“L’analisi condotta ha restituito una situazione che non desta allo stato particolare preoccupazione, non essendosi registrati negli ultimi due anni gravi episodi di violenza o comportamenti, all’interno o nei pressi delle scuole del territorio, suscettibili di determinare allarme”. E’ quello che è emerso al termine della riunione del Comitato provinciale per l’ordine e la sicurezza pubblica, riunitosi ieri mattina in Prefettura per discutere delle misure di rafforzamento delle azioni di prevenzione e contrasto ai fenomeni di illegalità negli istituti scolastici.
Oltre a prefetto e questore all’incontro hanno preso parte rappresentanti delle istituzioni, della scuola e delle forze dell’ordine.

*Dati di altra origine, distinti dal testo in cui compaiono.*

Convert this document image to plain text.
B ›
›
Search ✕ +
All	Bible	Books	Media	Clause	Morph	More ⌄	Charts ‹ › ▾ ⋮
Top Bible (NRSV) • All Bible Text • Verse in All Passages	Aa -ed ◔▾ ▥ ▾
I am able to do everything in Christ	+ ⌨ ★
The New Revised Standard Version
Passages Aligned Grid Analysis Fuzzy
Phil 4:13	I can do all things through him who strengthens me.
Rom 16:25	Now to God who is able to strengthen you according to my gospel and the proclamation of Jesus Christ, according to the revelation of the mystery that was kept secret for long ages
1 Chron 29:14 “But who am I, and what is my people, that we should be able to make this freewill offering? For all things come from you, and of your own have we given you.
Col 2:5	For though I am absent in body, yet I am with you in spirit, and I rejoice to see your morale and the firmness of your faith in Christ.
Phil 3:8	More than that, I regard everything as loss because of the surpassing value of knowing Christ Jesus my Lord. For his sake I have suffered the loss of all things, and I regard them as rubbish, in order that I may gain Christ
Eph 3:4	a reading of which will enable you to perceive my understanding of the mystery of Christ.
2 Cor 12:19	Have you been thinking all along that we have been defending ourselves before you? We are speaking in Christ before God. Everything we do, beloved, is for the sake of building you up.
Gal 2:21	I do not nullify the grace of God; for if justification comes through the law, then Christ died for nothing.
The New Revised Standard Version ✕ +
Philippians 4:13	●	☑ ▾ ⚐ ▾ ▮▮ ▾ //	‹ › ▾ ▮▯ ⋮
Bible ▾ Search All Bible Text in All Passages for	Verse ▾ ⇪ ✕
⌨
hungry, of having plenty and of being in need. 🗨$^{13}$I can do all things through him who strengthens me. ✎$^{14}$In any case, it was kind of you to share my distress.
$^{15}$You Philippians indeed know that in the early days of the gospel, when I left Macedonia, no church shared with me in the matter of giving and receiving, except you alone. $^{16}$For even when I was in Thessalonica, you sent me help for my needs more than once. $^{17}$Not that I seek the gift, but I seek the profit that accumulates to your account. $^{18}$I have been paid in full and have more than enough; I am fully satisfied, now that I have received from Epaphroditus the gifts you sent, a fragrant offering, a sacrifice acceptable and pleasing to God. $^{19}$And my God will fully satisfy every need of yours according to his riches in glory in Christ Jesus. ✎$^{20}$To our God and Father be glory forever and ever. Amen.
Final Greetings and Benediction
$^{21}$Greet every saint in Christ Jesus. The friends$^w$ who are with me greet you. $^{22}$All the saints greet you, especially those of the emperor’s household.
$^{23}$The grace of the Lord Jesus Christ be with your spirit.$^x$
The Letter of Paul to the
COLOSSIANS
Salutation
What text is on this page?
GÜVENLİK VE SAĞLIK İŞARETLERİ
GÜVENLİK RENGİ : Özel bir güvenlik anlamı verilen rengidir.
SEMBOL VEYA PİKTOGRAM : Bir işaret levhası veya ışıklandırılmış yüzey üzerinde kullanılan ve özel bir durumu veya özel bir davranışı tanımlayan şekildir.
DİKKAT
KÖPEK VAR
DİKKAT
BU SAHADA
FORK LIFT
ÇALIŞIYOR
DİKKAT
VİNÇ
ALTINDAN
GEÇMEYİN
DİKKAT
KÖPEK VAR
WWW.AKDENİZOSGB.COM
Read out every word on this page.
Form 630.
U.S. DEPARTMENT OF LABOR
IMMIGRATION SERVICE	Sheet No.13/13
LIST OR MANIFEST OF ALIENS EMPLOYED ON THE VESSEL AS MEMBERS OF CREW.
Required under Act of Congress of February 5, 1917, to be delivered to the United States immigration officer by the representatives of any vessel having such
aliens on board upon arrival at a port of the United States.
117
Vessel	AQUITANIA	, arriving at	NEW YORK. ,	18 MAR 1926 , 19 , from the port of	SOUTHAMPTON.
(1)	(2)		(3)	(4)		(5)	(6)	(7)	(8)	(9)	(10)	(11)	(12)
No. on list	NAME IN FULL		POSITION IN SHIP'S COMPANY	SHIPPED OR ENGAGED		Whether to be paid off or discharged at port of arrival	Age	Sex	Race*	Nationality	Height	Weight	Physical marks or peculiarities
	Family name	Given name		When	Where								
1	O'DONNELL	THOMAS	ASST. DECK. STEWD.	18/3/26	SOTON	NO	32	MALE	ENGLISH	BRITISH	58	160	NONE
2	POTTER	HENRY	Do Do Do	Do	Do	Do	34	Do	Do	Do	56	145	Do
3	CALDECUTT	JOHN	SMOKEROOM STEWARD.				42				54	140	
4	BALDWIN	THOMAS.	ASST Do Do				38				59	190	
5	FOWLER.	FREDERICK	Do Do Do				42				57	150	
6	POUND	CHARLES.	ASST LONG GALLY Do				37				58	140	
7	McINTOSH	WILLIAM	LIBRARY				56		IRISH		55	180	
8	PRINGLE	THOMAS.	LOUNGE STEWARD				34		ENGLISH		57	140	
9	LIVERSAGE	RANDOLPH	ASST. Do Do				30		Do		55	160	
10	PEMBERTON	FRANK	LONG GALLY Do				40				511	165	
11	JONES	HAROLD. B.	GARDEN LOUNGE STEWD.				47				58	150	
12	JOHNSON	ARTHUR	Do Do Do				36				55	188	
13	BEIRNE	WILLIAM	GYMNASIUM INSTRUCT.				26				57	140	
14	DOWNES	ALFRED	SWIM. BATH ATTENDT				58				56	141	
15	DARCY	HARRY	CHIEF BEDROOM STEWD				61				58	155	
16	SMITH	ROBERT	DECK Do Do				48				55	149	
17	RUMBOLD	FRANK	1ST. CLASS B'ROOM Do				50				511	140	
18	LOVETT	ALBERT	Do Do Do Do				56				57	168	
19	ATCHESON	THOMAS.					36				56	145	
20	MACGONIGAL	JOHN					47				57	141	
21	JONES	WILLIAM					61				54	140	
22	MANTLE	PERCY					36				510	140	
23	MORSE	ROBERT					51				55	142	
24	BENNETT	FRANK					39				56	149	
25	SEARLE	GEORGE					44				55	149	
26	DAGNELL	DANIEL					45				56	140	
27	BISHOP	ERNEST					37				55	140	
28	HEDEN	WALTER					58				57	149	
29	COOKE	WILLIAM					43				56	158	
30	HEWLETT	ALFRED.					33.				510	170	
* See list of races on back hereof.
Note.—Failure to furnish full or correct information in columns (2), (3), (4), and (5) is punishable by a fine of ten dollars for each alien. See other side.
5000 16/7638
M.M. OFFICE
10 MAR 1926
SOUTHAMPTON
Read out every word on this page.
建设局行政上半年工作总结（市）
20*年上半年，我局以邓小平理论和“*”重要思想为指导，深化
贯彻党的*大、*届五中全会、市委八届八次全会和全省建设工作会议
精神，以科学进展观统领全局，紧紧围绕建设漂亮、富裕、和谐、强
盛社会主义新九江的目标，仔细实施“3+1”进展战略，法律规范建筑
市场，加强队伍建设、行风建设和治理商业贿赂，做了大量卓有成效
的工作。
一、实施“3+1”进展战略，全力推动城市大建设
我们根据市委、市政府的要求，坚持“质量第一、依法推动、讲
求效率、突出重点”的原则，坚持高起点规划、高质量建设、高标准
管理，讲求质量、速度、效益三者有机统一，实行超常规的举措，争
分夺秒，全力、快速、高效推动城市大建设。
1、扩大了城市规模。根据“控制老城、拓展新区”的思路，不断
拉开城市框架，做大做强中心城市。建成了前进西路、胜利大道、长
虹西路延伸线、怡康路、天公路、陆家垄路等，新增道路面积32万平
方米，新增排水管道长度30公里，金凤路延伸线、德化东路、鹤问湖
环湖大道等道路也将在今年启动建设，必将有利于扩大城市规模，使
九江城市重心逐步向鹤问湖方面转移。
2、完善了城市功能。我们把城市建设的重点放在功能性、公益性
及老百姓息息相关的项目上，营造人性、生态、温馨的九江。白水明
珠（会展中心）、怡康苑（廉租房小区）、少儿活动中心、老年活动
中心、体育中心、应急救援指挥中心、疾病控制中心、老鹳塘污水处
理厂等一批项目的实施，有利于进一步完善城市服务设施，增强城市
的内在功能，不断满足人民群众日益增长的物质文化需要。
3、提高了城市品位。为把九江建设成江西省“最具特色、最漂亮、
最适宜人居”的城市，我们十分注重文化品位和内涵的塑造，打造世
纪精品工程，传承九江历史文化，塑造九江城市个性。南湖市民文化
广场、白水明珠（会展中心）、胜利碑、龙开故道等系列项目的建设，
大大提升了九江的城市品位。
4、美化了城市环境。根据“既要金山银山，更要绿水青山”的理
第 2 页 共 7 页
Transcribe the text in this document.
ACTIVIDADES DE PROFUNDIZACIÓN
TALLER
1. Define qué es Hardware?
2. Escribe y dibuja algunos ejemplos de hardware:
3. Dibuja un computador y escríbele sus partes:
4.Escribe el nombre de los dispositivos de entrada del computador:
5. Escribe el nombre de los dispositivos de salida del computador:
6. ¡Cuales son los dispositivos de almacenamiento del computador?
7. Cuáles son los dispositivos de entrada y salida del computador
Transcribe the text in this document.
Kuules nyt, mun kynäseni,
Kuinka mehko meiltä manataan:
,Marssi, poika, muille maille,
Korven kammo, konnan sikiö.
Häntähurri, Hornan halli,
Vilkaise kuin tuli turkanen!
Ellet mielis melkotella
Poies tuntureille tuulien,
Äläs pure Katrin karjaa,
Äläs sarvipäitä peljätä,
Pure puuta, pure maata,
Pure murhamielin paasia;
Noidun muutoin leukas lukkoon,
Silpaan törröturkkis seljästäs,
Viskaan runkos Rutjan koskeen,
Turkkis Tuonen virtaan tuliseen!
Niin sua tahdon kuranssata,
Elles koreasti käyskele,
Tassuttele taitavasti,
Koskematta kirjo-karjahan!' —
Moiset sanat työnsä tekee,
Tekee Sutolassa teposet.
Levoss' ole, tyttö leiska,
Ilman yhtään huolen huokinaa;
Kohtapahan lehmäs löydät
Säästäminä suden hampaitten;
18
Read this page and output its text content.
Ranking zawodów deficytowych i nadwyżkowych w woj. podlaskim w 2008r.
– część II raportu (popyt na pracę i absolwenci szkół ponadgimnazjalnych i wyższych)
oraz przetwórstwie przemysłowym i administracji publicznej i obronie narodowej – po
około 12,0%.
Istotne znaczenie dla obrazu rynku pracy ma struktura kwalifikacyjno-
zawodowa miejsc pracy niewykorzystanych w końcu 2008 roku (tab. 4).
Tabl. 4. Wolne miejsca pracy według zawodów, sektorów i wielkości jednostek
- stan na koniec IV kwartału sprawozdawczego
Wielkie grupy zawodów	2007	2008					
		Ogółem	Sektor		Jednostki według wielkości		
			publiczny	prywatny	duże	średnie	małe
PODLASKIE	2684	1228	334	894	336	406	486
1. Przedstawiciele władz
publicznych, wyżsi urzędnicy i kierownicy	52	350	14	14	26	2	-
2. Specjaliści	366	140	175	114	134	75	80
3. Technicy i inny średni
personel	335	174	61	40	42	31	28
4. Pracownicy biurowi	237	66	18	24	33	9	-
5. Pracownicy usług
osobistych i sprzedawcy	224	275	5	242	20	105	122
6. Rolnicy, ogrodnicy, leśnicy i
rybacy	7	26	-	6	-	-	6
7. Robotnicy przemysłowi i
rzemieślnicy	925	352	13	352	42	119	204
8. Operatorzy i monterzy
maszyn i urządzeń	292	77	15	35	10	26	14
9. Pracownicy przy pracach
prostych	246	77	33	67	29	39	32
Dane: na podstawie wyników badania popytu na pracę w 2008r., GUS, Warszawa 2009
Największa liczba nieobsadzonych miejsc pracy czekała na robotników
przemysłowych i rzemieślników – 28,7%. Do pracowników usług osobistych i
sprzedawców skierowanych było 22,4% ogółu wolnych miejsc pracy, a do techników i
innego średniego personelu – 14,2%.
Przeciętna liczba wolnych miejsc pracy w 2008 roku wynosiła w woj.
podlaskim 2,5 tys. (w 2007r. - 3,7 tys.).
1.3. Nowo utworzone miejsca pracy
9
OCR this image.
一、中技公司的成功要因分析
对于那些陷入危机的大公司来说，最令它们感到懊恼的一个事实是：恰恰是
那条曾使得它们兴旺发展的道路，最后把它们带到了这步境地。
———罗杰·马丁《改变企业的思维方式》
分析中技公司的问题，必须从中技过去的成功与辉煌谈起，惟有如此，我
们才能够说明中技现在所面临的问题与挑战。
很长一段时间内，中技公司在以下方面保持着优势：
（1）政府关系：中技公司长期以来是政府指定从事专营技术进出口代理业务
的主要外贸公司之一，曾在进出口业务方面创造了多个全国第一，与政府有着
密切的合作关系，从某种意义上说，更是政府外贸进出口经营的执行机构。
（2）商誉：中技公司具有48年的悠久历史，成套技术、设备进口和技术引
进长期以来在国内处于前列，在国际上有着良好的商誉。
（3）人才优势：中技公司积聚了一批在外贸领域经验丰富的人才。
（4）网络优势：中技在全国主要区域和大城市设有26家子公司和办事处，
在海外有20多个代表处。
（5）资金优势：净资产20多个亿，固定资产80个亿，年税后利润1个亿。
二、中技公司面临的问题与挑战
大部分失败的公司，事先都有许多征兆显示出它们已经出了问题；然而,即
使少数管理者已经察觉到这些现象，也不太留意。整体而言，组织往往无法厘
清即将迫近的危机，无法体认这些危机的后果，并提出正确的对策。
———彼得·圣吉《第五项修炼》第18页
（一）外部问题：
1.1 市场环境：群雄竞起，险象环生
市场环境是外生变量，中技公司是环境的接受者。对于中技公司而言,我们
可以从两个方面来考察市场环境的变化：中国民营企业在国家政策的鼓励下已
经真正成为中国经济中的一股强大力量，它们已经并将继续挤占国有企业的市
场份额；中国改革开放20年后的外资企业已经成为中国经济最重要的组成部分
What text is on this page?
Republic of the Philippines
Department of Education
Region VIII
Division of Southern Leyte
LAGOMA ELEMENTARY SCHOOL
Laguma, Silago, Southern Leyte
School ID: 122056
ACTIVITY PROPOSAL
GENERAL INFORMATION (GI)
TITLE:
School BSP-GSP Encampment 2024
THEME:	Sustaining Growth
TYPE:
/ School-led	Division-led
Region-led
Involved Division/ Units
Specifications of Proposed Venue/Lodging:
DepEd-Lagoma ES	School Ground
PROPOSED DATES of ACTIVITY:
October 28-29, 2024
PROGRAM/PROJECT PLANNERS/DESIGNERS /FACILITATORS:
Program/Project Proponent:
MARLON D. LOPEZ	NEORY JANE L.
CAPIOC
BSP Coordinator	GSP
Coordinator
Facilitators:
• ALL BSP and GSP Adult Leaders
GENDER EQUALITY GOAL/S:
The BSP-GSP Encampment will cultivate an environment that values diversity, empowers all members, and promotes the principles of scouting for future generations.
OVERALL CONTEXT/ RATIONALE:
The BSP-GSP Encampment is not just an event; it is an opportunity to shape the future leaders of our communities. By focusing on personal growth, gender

Il Prefetto, nel sottolineare che l’attenzione è comunque sempre alta, ha ricordato che sono da tempo operativi servizi mirati di controllo nei pressi dei principali istituti scolastici provinciali, “per prevenire e contrastare situazioni di illegalità, talvolta emerse all’esterno dei plessi” come specifica la nota diffusa. Solo per ricordare due degli episodi più gravi, a novembre 2025 un ragazzo cinese fu brutalmente pestato da un gruppo di coetanei nei pressi del polo scolastico di via Reggiana. Nella stessa zona a settembre 2024 scoppiò una maxi-rissa che coinvolse decine di giovani.
Ai controlli, fa sapere la Prefettura, si affiancano progetti già attivi di prevenzione del disagio giovanile e di educazione alla legalità nelle scuole.
La Prefettura specifica che queste iniziative proseguiranno nei prossimi mesi, che la situazione sarà monitorata e in caso di eventuali criticità emergenti saranno presi provvedimenti. “L’attenzione sul tema della sicurezza nelle nostre scuole è e rimarrà massima, anche se fin qui non sono state prospettate situazioni di allarme – ha detto il Prefetto – Continueremo a lavorare con
assoluto scrupolo ed in piena sinergia con tutti gli attori oggi presenti al tavolo del Comitato”.